The `predict-msa-from-sequences` endpoint takes the following parameters:

- `sequences`: An array of valid amino acid sequences. Refer to the table of **[amino acid codes](https://www.ebi.ac.uk/pdbe/docs/roadshow_tutorial/msdtarget/AAcodes.html)** if you are unsure if your sequence is valid.

- `databases`: A list containing any of `uniref90`, `mgnify`, and `small_bfd`. These databases contain sequences used to generate a Multiple Sequence Alignment (MSA) that is used as input to the structural prediction neural network in AlphaFold2. In general, passing all three databases will provide the most accurate structural prediction at the cost of requiring the longest runtime.
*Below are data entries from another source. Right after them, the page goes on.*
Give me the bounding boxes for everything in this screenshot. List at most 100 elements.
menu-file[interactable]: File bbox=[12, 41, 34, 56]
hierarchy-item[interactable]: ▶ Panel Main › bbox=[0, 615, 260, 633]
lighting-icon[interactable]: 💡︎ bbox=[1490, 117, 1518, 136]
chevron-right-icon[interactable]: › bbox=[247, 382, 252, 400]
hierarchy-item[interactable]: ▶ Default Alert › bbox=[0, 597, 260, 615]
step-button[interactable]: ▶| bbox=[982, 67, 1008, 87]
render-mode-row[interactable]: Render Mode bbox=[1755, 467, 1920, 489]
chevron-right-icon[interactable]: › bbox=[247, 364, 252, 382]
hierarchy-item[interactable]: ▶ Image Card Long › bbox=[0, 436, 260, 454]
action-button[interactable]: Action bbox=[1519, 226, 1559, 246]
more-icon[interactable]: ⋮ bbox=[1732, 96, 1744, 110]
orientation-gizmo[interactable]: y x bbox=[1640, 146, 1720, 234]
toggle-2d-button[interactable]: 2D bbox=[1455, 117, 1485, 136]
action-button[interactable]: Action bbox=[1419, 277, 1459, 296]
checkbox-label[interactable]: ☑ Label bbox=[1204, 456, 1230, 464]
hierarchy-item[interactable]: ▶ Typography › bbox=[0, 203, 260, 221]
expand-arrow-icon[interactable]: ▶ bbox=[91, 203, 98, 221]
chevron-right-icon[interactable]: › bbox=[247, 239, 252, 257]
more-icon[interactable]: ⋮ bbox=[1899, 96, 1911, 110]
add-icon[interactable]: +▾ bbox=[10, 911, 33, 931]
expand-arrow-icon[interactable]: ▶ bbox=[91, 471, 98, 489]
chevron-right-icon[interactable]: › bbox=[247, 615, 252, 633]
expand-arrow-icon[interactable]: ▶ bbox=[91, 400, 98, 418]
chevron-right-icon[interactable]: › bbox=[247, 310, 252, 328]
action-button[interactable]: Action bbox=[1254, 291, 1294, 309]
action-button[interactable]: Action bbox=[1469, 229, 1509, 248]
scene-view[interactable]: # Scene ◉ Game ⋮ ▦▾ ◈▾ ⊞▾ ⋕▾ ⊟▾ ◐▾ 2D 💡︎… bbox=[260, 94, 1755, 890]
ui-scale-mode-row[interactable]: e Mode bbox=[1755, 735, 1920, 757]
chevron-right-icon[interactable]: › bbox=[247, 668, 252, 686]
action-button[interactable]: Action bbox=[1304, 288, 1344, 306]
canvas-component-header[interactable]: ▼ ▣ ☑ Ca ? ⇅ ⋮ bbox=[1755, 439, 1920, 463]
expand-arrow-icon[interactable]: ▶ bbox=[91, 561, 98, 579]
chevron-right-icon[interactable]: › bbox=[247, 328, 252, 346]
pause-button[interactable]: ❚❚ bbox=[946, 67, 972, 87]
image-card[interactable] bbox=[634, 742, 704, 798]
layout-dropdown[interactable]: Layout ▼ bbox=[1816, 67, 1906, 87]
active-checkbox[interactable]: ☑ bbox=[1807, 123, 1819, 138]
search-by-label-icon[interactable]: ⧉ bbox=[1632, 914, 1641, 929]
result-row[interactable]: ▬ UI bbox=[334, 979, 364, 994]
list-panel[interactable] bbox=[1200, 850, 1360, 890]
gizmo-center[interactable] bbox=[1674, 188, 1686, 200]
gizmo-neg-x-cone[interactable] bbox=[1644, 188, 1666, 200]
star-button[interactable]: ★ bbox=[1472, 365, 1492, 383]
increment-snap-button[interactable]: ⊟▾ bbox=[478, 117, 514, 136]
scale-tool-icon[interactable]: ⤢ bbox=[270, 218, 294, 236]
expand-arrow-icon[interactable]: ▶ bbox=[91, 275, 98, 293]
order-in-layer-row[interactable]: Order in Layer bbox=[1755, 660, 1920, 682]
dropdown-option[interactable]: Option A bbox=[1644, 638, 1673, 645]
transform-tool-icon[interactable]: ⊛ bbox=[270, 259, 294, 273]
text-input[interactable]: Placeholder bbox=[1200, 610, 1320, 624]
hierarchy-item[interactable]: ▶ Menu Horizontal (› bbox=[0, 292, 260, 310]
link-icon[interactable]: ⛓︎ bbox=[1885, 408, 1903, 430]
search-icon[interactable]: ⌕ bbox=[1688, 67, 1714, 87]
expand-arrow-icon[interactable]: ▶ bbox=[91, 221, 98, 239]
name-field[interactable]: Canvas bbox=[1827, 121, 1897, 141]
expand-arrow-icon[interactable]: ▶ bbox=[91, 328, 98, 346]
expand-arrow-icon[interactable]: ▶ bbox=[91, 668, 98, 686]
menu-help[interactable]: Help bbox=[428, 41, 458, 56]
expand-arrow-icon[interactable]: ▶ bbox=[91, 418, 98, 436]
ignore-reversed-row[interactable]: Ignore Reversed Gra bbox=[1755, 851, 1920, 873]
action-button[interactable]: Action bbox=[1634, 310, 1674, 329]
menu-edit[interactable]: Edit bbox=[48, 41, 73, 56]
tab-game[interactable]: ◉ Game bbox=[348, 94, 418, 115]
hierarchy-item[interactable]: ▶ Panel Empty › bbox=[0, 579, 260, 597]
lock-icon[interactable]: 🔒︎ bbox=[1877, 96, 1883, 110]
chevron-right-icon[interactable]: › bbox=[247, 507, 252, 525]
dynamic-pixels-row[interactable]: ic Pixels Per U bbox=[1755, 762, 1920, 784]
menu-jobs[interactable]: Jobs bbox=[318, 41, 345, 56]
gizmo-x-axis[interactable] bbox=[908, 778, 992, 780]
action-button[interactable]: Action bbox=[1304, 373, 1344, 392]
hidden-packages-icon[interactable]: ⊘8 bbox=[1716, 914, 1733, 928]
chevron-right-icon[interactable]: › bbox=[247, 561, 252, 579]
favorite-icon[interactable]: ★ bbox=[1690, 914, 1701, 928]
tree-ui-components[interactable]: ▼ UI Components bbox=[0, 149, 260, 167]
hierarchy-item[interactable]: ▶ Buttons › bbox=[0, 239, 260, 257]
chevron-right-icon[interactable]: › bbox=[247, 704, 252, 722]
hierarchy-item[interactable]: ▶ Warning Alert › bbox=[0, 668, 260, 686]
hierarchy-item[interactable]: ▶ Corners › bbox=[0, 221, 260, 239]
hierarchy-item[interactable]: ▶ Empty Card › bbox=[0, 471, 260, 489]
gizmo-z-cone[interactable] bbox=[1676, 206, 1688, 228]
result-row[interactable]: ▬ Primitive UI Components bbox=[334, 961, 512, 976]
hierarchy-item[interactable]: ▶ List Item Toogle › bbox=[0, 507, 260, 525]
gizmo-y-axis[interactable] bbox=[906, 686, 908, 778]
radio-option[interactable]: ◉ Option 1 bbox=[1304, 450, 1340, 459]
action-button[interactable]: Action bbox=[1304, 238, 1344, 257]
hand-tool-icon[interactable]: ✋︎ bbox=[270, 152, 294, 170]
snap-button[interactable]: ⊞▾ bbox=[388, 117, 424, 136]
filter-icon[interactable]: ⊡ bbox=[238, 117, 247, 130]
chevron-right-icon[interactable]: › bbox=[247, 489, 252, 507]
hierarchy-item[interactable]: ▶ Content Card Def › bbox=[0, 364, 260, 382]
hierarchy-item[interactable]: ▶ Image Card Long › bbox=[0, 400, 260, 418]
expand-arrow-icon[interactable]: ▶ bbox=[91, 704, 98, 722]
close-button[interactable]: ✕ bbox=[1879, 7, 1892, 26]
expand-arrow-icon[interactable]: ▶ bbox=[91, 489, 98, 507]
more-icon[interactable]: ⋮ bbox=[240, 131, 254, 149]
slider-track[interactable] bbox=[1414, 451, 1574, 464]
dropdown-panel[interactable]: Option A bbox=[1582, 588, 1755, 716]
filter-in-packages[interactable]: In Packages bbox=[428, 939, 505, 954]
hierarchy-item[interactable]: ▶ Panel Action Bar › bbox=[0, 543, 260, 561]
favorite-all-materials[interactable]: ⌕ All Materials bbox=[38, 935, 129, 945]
If you must pick only one, `uniref90` is considered the best choice, though it is still recommended to run with all three.

- `algorithm`: The algorithm used for Multiple Sequence Alignment. Currently, only `jackhmmer` is supported.

- `e_value`: The sequence e-value for filtering sequences in the MSA. Smaller implies stricter alignments - fewer sequences with higher probability of origin will be included, but this will also reduce the sensitivity of the MSA. The default value of `0.0001` is in general a good choice. This value ranges from 0 to 1.

- `bit_score` The sequence bit-score to use for filtering before MSA. If passed, this is used in place of e-value for filtering. A good starting place is around `200`. This value is greater than zero.

- `iterations`: The number of MSA iterations to perform. In general, the default `iterations=1` is sufficient and takes the least amount of time.

## Predict Protein Structure from MSAs

The `predict-structure-from-msa` endpoint takes the results of the predict-msa-from-sequences endpoint and runs structural prediction.

**Note**: We do not recommend running the msa-to-structure prediction using CURL. This is because the inputs have characters that require careful escaping in bash. For the best user experience, we recommend interacting with this endpoint via the Python requests module.

The `predict-structure-from-msa` endpoint takes the following arguments:

- `sequences`: An array of valid amino acid sequences. Refer to the table of **[amino acid codes](https://www.ebi.ac.uk/pdbe/docs/roadshow_tutorial/msdtarget/AAcodes.html)** if you are unsure if your sequence is valid.

- `alignments`: The MSA results from `predict-msa-from-sequences`. This is an array of dictionaries of tuples of the form: `{&lt;db name&gt; : {&lt;db name&gt;, &lt;MSA output&gt;, &lt;MSA output format&gt;}}`, one for each input amino acid sequence.

- `templates`: Templates from the structural database search. These are in a format specific to the internals of AlphaFold2; more detils of the fields can be found here.

- relax_prediction: Set to True to run structural relaxation after prediction. This is set to True by default and helps fix clashes in the predicted structure.